Zu Beginn und am Schluss schweben Wassermann und Nymphen über dem mit Seerosen bewachsenen Teich, die Beleuchtung von Paule Constable ist so stimmungsvoll wie es die Kostüme von Annemarie Wood, besonders das für den Wassermann, sind, und die Choreographie von Ann Yee charakterisiert Nymphen wie Hofgesellschaft gleichermaßen zutreffend. Viel Symbolik, so die weiße Marmorbank im Schloss, in die ein verdorrter Ast integriert ist, erleichtert den Zugang zum Gehalt des Märchens. Die Gummitiere im Schloss wirken wie eine Karikatur natürlicher Wesen, Irrlichter über dem Wasser hingegen sind voller Zauber (Bühne Chloe Lanford) .

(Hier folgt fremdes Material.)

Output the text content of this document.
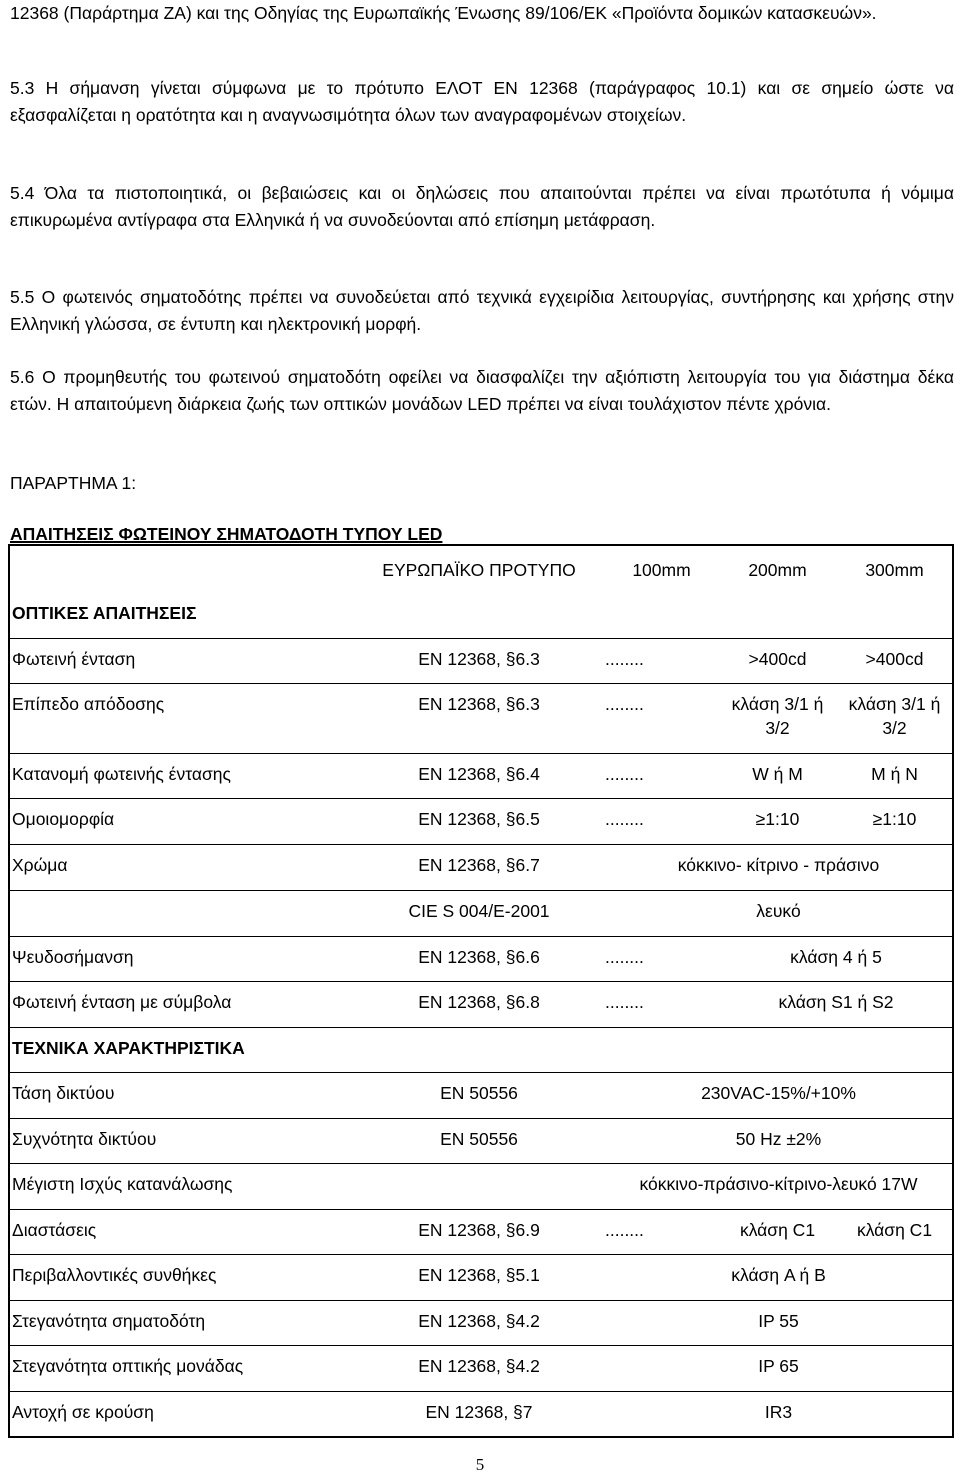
12368 (Παράρτημα ΖΑ) και της Οδηγίας της Ευρωπαϊκής Ένωσης 89/106/ΕΚ «Προϊόντα δομικών κατασκευών».

5.3 Η σήμανση γίνεται σύμφωνα με το πρότυπο ΕΛΟΤ ΕΝ 12368 (παράγραφος 10.1) και σε σημείο ώστε να εξασφαλίζεται η ορατότητα και η αναγνωσιμότητα όλων των αναγραφομένων στοιχείων.

5.4 Όλα τα πιστοποιητικά, οι βεβαιώσεις και οι δηλώσεις που απαιτούνται πρέπει να είναι πρωτότυπα ή νόμιμα επικυρωμένα αντίγραφα στα Ελληνικά ή να συνοδεύονται από επίσημη μετάφραση.

5.5 Ο φωτεινός σηματοδότης πρέπει να συνοδεύεται από τεχνικά εγχειρίδια λειτουργίας, συντήρησης και χρήσης στην Ελληνική γλώσσα, σε έντυπη και ηλεκτρονική μορφή.

5.6 Ο προμηθευτής του φωτεινού σηματοδότη οφείλει να διασφαλίζει την αξιόπιστη λειτουργία του για διάστημα δέκα ετών. Η απαιτούμενη διάρκεια ζωής των οπτικών μονάδων LED πρέπει να είναι τουλάχιστον πέντε χρόνια.

ΠΑΡΑΡΤΗΜΑ 1:

ΑΠΑΙΤΗΣΕΙΣ ΦΩΤΕΙΝΟΥ ΣΗΜΑΤΟΔΟΤΗ ΤΥΠΟΥ LED

	ΕΥΡΩΠΑΪΚΟ ΠΡΟΤΥΠΟ	100mm	200mm	300mm
ΟΠΤΙΚΕΣ ΑΠΑΙΤΗΣΕΙΣ				
Φωτεινή ένταση	EN 12368, §6.3	........	>400cd	>400cd
Επίπεδο απόδοσης	EN 12368, §6.3	........	κλάση 3/1 ή 3/2	κλάση 3/1 ή 3/2
Κατανομή φωτεινής έντασης	EN 12368, §6.4	........	W ή M	M ή N
Ομοιομορφία	EN 12368, §6.5	........	≥1:10	≥1:10
Χρώμα	EN 12368, §6.7	κόκκινο- κίτρινο - πράσινο		
	CIE S 004/E-2001	λευκό		
Ψευδοσήμανση	EN 12368, §6.6	........	κλάση 4 ή 5	
Φωτεινή ένταση με σύμβολα	EN 12368, §6.8	........	κλάση S1 ή S2	
ΤΕΧΝΙΚΑ ΧΑΡΑΚΤΗΡΙΣΤΙΚΑ				
Τάση δικτύου	EN 50556	230VAC-15%/+10%		
Συχνότητα δικτύου	EN 50556	50 Hz ±2%		
Μέγιστη Ισχύς κατανάλωσης		κόκκινο-πράσινο-κίτρινο-λευκό 17W		
Διαστάσεις	EN 12368, §6.9	........	κλάση C1	κλάση C1
Περιβαλλοντικές συνθήκες	EN 12368, §5.1	κλάση A ή B		
Στεγανότητα σηματοδότη	EN 12368, §4.2	IP 55		
Στεγανότητα οπτικής μονάδας	EN 12368, §4.2	IP 65		
Αντοχή σε κρούση	EN 12368, §7	IR3		
5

Auch mit der Sängerbesetzung kann man hochzufrieden sein. Asmik Grigorian ist eine anmutige Rusalka, in deren Stimme Sehnsucht und Melancholie vernehmbar sind, die in der makellosen Höhe schön aufblühen kann und die im Forte nie angestrengt klingt. Wie in Mondlichtschimmer getaucht erscheint der Sopran beim berühmten Lied an den Mond. Wunderbar spielt sie, wie aus dem selbstsicher sich in seinem Element bewegenden, in wasserfarbene Schleier gehüllten Naturwesen ein unsicher umher stakendes Kurzhaar-Girl im Hosenanzug wird, auf dessen Rücken die Wunde, die der Austausch der Stimme mit der Menschenseele mit sich brachte, sich nicht schließen will.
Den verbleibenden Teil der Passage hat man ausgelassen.